From the bottom two lanes, we can see the shifting charistic of a pipelined processor operations (which is corrisponding to the DEC and EXEC stage of the pipeline)

### Requirement 3
After the simulation of the RISCV-gcc toolchain generated assembly file, I notice there are a few loation in my original assembly code that can be improved to gain better performance.
#### Fewer instructions
- In the loading period, where the initial inputNums array are filled, it can be replaced by a defined string array in .data section instead
::: spoiler
Loading was done using li and sw
```
#Start filling the inputNums array
li t0, 2
sw t0, 0(s0)
li t0, 5
sw t0, 4(s0)
li t0, 1
sw t0, 8(s0)
li t0, 3
sw t0, 12(s0)
li t0, 4
sw t0, 16(s0)
li t0, 7
sw t0, 20(s0)
```
Actually this can be done with .data, e.g.
```
.data
nums: .word 2,5,1,3,4,7
```
:::
#### Eliminate unnecessary stalls
- As the original assembly was written in function reusability in mind, many jumps are involved in the result printing sections
- A lot of stalls / NOP operations
- Constantly changing PC
::: spoiler
Original implementation of code reusability in assembly, turns out to be a bad idea :-1:
```
# Print function helpers, print the word / int value in a0
# Call with jal opcode
printInt:
li a7, 1
ecall
jr ra
printString:
li a7, 4
ecall
jr ra
printSepeartor:
la a0, str2
li a7, 4
ecall
jr ra
```
:::
Solution: Remove all the jump and replace with sequential printing
- Part of the code can also be changed to use other temporary register instead of reusing the one used by previous instruction for reducing data hazzard, like the following lines:
```
lw t3, 0(s0)
sw t3, 0(s1)
```
can be changed to :
```
lw t3, 0(s0)
sw t4, 0(s1)
```
After applying the optimization to the C file by breaking down all the loops in the source code, the new performance of the program is as follows.
```
Original Array is
2 5 1 3 4 7
Shuffled Array is
1 3 5 4 1 7
Excuting 9334 instructions, 11924 cycles, 1.277 CPI
Program terminate
- ../rtl/../testbench/testbench.v:418: Verilog $finish
Simulation statistics
=====================
Simulation time : 0.069 s
Simulation cycles: 11935
Simulation speed : 0.172971 MHz
make[1]: Leaving directory '/home/tc/srv32/sim'
make[1]: Entering directory '/home/tc/srv32/tools'
./rvsim --memsize 128 -l trace.log ../sw/a1/a1.elf
Original Array is
2 5 1 3 4 7
Shuffled Array is
1 3 5 4 1 7
Excuting 9334 instructions, 11924 cycles, 1.277 CPI
Program terminate
Simulation statistics
=====================
Simulation time : 0.003 s
Simulation cycles: 11924
Simulation speed : 3.430 MHz
make[1]: Leaving directory '/home/tc/srv32/tools'
Compare the trace between RTL and ISS simulator
=== Simulation passed ===
```
Thus, we successfully reduced the cycles from 12012 to 11924, reduced 88 cycles in total.
### Requirement 4
RISC-V Compliance Tests are important to make sure each hardware implementation (i.e. RISCV core) or software written for RISC-V can run on all implementations of RISC-V profiles / specification that comply with the profile. As stated on their README file
>The result that the architecture tests provide to the user is an assurance that the specification has been interpreted correctly and the implementation under test (DUT) can be declared as RISC-V Architecture Test compliant.

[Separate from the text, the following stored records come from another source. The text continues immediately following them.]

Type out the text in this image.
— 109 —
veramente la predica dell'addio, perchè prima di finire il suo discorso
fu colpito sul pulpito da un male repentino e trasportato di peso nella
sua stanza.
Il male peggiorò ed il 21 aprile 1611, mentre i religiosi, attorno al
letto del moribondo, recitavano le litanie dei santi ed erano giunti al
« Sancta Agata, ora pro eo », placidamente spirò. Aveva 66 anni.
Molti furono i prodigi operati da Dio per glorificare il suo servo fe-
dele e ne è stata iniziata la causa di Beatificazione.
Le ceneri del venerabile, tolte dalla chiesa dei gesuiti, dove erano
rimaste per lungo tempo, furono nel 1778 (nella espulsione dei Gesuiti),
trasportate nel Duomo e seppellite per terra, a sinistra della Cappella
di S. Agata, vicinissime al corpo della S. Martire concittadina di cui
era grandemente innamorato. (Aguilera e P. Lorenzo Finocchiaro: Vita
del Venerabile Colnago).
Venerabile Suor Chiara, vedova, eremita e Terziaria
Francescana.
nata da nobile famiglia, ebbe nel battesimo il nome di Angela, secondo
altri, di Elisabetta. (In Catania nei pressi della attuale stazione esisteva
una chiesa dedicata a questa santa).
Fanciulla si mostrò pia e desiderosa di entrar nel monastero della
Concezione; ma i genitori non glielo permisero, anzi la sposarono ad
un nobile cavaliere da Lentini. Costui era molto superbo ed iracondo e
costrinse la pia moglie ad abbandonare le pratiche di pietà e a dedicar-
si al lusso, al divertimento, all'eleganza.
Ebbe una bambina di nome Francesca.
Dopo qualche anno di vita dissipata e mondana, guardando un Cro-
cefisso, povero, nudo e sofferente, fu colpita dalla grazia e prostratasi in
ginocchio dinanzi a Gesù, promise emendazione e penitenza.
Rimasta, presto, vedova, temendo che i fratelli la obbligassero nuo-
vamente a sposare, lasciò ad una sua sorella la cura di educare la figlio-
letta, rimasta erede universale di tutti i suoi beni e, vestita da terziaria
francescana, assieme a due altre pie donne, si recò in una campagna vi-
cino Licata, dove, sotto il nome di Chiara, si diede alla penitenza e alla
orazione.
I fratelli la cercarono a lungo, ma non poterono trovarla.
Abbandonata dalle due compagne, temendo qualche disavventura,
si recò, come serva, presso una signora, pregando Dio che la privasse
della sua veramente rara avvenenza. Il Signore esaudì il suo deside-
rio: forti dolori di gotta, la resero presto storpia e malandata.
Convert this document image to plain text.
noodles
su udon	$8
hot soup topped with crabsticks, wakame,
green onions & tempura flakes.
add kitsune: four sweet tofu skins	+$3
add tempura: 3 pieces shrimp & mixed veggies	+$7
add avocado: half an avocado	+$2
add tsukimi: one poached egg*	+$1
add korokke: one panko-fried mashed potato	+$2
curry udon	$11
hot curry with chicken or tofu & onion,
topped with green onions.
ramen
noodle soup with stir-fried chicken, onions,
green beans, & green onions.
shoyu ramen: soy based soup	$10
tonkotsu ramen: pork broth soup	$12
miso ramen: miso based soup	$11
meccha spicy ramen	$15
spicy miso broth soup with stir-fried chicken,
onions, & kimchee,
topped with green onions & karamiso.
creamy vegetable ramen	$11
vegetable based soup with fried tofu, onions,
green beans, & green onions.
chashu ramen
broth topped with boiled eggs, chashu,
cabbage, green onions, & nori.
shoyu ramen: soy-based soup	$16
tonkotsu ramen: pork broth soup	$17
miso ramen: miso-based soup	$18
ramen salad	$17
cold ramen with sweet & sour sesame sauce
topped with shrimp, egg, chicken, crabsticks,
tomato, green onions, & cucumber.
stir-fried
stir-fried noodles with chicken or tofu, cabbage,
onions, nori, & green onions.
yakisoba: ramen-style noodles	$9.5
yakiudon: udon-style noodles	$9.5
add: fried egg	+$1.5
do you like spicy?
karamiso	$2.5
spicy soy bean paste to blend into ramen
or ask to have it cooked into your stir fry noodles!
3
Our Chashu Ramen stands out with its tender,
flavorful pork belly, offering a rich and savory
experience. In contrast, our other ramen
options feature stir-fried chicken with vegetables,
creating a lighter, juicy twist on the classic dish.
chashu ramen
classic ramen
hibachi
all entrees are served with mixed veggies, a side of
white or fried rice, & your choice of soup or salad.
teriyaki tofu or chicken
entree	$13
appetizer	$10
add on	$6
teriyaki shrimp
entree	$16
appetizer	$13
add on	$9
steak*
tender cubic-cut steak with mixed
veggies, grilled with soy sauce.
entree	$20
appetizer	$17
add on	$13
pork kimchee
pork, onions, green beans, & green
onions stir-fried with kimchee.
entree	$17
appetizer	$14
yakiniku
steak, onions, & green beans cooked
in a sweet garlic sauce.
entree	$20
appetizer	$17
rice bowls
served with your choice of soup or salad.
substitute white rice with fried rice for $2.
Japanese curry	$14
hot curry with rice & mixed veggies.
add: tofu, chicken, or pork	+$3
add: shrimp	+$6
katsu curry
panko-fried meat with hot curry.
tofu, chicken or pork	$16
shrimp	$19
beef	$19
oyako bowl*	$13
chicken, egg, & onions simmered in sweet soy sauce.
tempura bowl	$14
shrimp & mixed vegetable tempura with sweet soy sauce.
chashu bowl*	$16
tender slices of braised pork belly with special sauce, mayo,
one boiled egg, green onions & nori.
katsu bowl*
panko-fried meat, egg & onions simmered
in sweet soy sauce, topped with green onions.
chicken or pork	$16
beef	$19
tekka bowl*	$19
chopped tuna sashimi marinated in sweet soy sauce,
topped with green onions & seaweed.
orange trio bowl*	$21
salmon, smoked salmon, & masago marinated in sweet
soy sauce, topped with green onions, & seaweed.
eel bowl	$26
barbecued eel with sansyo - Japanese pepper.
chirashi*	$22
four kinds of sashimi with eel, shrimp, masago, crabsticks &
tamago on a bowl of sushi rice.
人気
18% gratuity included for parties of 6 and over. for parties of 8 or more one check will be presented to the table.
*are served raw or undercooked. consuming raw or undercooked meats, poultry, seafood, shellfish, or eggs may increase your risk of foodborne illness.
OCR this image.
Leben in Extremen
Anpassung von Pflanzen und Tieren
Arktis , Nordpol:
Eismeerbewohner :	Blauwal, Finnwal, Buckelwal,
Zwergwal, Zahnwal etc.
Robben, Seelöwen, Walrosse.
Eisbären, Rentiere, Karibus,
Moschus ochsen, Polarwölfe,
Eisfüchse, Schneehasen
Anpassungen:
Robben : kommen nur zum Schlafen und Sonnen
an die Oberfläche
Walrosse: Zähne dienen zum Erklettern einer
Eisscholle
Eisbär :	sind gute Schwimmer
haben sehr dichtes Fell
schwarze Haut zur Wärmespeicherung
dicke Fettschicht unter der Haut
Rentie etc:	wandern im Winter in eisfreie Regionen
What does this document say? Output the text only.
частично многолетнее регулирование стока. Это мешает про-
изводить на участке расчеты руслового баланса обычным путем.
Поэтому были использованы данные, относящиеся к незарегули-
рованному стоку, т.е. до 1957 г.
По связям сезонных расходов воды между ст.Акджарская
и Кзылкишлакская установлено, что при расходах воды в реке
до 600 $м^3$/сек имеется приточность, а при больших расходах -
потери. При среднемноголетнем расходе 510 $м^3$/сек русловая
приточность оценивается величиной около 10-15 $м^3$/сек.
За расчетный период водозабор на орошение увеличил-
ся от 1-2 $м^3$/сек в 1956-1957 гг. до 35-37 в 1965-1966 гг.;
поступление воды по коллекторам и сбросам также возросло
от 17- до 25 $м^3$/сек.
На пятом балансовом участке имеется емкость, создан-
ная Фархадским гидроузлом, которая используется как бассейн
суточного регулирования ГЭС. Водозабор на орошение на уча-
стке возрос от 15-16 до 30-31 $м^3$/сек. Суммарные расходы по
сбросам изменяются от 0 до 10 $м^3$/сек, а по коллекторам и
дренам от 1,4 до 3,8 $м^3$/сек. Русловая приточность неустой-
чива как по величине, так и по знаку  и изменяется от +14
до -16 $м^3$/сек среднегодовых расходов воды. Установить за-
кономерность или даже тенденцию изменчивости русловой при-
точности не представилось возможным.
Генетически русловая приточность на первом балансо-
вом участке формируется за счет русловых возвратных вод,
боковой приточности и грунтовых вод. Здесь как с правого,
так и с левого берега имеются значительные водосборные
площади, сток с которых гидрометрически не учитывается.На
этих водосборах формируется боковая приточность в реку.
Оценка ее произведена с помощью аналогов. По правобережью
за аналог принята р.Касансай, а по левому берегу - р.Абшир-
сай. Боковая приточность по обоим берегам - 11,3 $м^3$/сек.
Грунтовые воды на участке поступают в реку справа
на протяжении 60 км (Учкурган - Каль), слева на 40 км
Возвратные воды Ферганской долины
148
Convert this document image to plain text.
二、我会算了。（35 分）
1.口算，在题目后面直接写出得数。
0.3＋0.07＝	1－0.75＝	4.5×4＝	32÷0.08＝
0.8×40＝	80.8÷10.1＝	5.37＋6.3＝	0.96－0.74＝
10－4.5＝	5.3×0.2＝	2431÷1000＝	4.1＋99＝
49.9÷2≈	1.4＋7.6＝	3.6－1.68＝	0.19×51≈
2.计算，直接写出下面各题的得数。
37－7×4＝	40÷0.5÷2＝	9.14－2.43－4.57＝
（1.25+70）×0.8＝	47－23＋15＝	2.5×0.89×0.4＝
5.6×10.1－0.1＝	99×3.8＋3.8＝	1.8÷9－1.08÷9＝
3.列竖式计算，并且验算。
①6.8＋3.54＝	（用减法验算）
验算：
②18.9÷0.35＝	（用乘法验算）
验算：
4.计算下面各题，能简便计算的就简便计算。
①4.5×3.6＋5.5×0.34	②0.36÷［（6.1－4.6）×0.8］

Which states that, it only help you to check if your software comply with the RISC-V standard, but won't help you to test / verify for designs.
srv32 is a 3 stage RISC-V core and Verilator is a simulator for Verilog. Hence, by running the srv32 inside Verilator, it checks its implementation and simulate the speed of such designs using digital simulation.